I Have Seen the Future of UI, and It Is Gaze

Last week’s CES was a hoot and a half, though it included a realization about the host city, Las Vegas. Whilst walking to the monorail with Dave Hamilton and Jeff Gamet, it occurred to me that Vegas is a really weird combination of shouldn’t be and isn’t really.

Be that as it may, CES was a great time and we saw some really cool stuff, and one of the coolest isn’t available for any of Apple’s products or platforms—at least not yet. Tobii, a Swedish company, was demonstrating Gaze, eye tracking technology the company is working on positioning as a new paradigm for user interface on computers.

EyeAsteroids!

EyeAsteroids—Destroying Asteroids with Your Eyes!

According to the company, we’re still two years out from Gaze appearing on any shipping products, but they were demonstrating several different ways to use the technology, and all of them were quite interesting.

The idea behind Gaze is the ability to identify your eyes and then figure out what your eyes are looking at on a computer display. Gaze then decides what it is you are wanting to do according to that look and acts accordingly.

For instance, we saw a cover flow-style list of windows. By looking to the left or right of that list, Gaze would scroll through the list showing us other items in the list. If we focused on a particular document or window in that list for more than a moment, Gaze would open it for us, allowing us to use a keyboard and mouse to manipulate it. If we focused for a moment at the bottom of the screen, the file would be dropped back into the cover flow stream allowing us to find and open another document.

Another example was a game called EyeAsteroids, which you can see above. With this game, you are the defender of the planet Earth with the job of keeping a bunch of asteroids hellbent on destroying our home. Look at a specific asteroid, and an energy beam would launch from Earth that deflected or destroyed the asteroid. It was super cool, and if ever a game could make you feel like a super hero of some sort, EyeAsteroids was it.

Yet another example included using Gaze in combination with the space bar. Hold the spacebar down and Gaze was activated. We could then use our eyes to find a new document, and when we let of the spacebar, it opened and we were free to use the traditional mouse and keyboard to manipulate it.

Here’s a demo video of Gaze working with an early version of Windows 8:

All of the demos we were shown worked really well, but more importantly they were very intuitive. The eye tracking was astonishingly accurate in my mind and I think it could usher in some new concepts in the world of user interface.

Mind you, I’m not ready to toss out my mouse (or trackpad) and keyboard just yet, nor do I think concepts like Gaze could supplant touch interfaces on tablets. As an additional way to interact with computing devices, however, it has enormous potential, and that’s not even talking about its uses in vertical markets or with physical disabilities, incapacitating diseases, or even temporary mobility issues such as having to wear a full body cast. Those uses are obvious, and it’s terrific that Tobii (and the industry as a whole) is making advances in this field.
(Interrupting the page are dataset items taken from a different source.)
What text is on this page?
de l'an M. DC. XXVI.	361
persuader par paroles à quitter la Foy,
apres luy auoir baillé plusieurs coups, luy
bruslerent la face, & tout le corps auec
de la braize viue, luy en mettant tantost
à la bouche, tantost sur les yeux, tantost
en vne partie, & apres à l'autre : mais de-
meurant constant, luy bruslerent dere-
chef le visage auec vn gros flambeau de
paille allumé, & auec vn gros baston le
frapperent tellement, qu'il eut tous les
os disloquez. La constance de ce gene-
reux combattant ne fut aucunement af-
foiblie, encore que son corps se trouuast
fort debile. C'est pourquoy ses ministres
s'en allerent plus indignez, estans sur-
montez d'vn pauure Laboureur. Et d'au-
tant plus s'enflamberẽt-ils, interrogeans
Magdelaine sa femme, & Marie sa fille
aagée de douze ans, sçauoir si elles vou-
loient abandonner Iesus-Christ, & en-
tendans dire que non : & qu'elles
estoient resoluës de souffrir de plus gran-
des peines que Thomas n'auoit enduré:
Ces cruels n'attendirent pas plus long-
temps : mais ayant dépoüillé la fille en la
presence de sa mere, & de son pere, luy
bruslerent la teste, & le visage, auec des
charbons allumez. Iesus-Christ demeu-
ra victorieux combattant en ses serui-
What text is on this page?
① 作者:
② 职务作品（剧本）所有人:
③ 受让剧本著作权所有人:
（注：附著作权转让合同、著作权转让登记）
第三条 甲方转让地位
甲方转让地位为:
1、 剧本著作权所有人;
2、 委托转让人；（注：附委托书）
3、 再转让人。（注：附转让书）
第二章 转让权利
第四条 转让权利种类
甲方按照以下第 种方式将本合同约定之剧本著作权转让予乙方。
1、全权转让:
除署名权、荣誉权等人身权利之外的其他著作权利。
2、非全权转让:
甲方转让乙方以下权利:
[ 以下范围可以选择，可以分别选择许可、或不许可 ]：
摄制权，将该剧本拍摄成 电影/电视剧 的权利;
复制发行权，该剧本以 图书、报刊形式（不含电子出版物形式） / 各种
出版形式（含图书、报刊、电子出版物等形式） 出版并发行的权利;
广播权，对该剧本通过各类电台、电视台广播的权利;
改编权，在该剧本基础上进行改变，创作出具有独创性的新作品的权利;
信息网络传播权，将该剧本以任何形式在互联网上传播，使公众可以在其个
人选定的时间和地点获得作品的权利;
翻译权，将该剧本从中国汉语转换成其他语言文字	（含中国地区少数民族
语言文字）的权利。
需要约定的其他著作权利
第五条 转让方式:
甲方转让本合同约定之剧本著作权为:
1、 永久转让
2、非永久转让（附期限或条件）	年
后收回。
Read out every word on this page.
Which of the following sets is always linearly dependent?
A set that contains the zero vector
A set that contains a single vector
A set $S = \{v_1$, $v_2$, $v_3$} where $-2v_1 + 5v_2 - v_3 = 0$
It’s what the legions of developers and hardware makers out there might come up with in using this technology that has me the most excited. Just as how Apple had no idea how many cool things developers would come up with for the iPhone and iPad when Apple opened those devices to outsiders, there’s no way Tobii can anticipate all the many ways in which future licensees might use Gaze.

Between voice controls (Siri), touch interface, and a technology like Gaze, we are truly entering into science fiction land when it comes to our devices. Where we’ll be in five years with all of these technologies is difficult to imagine today.

Today, Gaze is only up and running on Windows, and only on full PCs. It currently utilizes dedicated processing, but the company told me that in the future it could also use on-board processing from a PC’s motherboard. As the company perfects the technology and chip design makes further strides, it will eventually be able to operate without placing a heavy CPU tax on our computers and other devices.

I did, of course, ask if the company was working with Apple. A company spokesperson told us only that while she couldn’t name names, Tobii has talked with every major company in the industry. The last time I checked “every major company in the industry” would include Apple, so the possibility that Apple could license the technology is just that, a possibility.

I certainly hope this is the case, too. We are moving at breakneck speed into a land of new paradigms and ideas about computing. Voice is important, touch is important, and I believe that even keyboards and trackpads/mice will continue to remain important for some uses for the foreseeable future—but our eyes could also be an important element in the way we use, control, and manipulate those devices, and I find it very exciting.